La Prospérité (Kinshasa)
4 Novembre 2009
Kinshasa — Enfin, la RD. Congo peut crier houra ! Les contrats chinois ne sont plus une barrière entre la RDC et les institutions de Breton Woods. Notamment la Banque Mondiale et le Fonds Monétaire Internationale (FMI). Adolphe Muzito en a eu la certitude, le 31 octobre dernier, dans la lettre, lui adressée par la BM et le FMI. Ce déclic permettra, grâce au programme Facilité de Réduction de la Pauvreté pour la Croissance (FRPC) mis en place par la FMI, en faveur de la RDC, d'espérer des financements de la réunion du Club de Paris fixée au 18 novembre prochain.
Après avoir soulevé des boucliers et provoqué des contestations, les contrats sino-congolais sont finalement jugés compatibles. Sans nul doute, cette mesure doit être prise comme la dissipation des nuages entre la RDC et bien d'autres pays de l'Union Européenne et pourquoi pas les Etats-Unis d'Amérique. Sarkozy n'avait-il pas dit que ce contrat était un épouvantail, quand on lui avait demandé d'intéresser Dominique Strauss-kahn ?

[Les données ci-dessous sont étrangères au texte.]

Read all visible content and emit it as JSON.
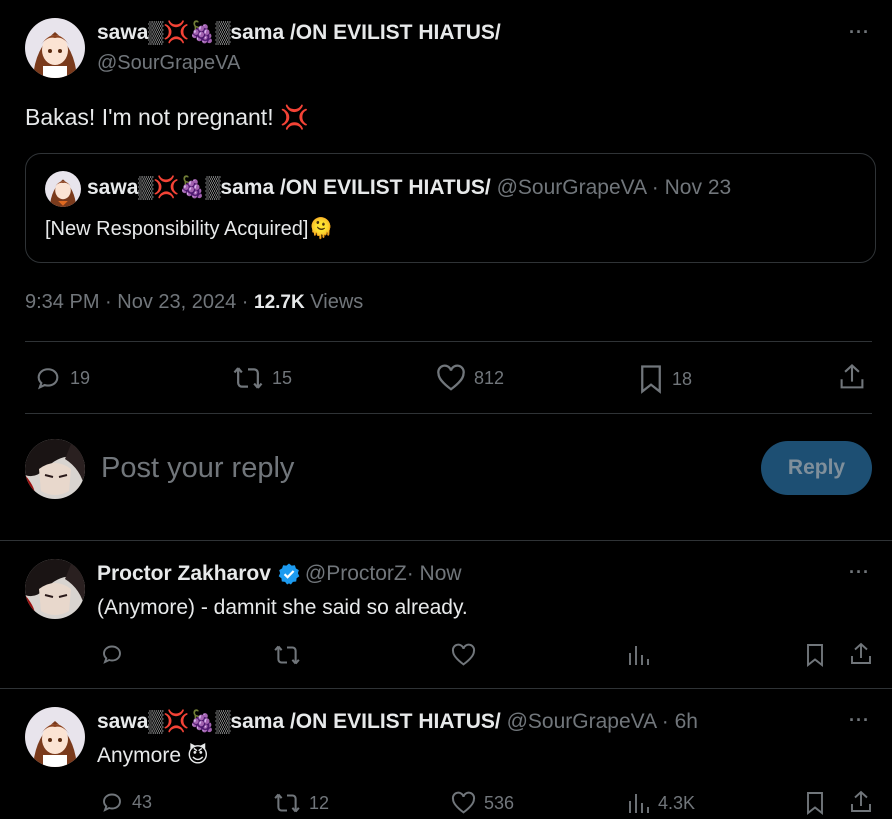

Ainsi, le Gouvernement Muzito peut se dire que la route menant vers le point d'achèvement de l'Initiative Pays Pauvres Très Endettés (PPTE), est balisée ; étant donné qu'il y avait plus de peur que de mal. Le pari est gagné et cette fois-ci c'est la bonne. Les contrats chinois, jugés de pierre d'achoppement, ont cessés d'être léonins. Il a fallu à la RDC de tenir tête pour avoir gain de cause. Par ailleurs le fait que les institutions de Breton Woods se sont ravisées, ne peut que conforter les chinois qui, au départ étaient optimistes, mais aussi opiniâtres.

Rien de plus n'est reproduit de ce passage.